I used xml2 package with the following codes to get the dataframe, but the process was time-consuming. Using my laptop, It took about seven hours to read the file.
library(xml2)
library(dplyr)
pg <-read_xml("sample.xml")
node<-xml_find_all(pg, xpath = "//kf:Series")
datalist=list()
for (i in 1:2){
l<-length(xml_children( node[[i]]))
df<-data.frame(matrix(ncol = 4,nrow=l))
colnames(df) <- c('date','value',"SERIES_NAME","UNIT")
for (z in 1:length(xml_children( node[[i]]))){
df$date[z]<-xml_attrs(xml_child(node[[i]], z))[["DATE"]]
df$value[z]<-xml_attrs(xml_child(node[[i]], z))[["VALUE"]]
df$SERIES_NAME<-xml_attrs(node[[i]])[["SERIES_NAME"]]
df$UNIT<-xml_attrs(node[[i]])[["UNIT"]]
datalist[[i]]<-df
}
}
big_data=bind_rows(datalist)
Is there any way to convert the file to the dataframe faster, either by changing the code or using a different method?
Hi, I had the same problem some time ago. It took me 14 hours to convert 600MB xml file. So I invented my own, alternative solution - a really brute-force one. The trick was to manually change the extension of the source file from .xml to .txt. Then you read it into R environment using read.text() function. Now you have one, single but veeeeery long text string. In next steps you have to use the stringr package to handle character variables along with purrr and tidyr packages to manipulate the data. You have to start with str_split() function to cut this big string into initial character vector. In your case the separator (pattern) used in str_split() will be something like "<kf:Series UNIT=" but special characters will have to be escaped. This initial vector has to be converted into data frame or tibble containing only one column - this vector. Then, gradually, you have to extract further strings of your interest and to add them to your tibble using mutate() function combined with str_split() or str_split_fixed(). But I can see, that map() and unnest() and maybe some other functions are likely to be used either.

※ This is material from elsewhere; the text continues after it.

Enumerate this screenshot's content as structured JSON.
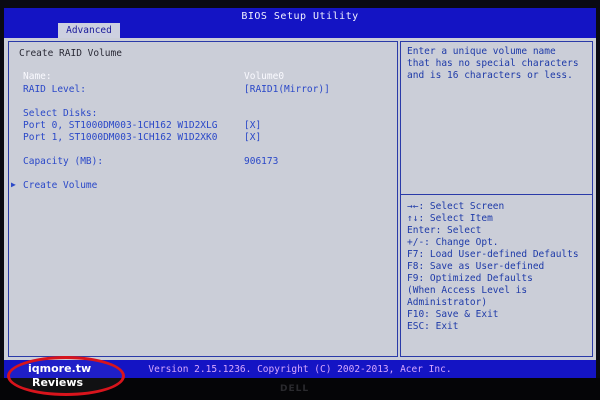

This may seem difficult at the first glance but it will take you much less time than with the use of xml2.
Thanks Jacek for response. May I know how long did it take to convert your file using the described method?
I thought the xml2 package works well for reading the file and detecting nodes. When I used the loop to extract the information, it took about 6 hours to get data. I thought, perhaps, the problem was the loop. Other posts recommended using apply family instead of a loop, but I could not figure it out for my case.
Well, reading txt file into R and cutting it into character vector took me 5-10 minutes each. Further steps take 30 seconds max but you have to write proper code for each step first, which may turn out to be time-consuming.
I have to tell, that working with xml files is unexpectedly hard task in R for reasons that I cannot explain. It's much easier and quicker with json files.
Actually, xml2 and similar packages work quite well provided that the file is not too large.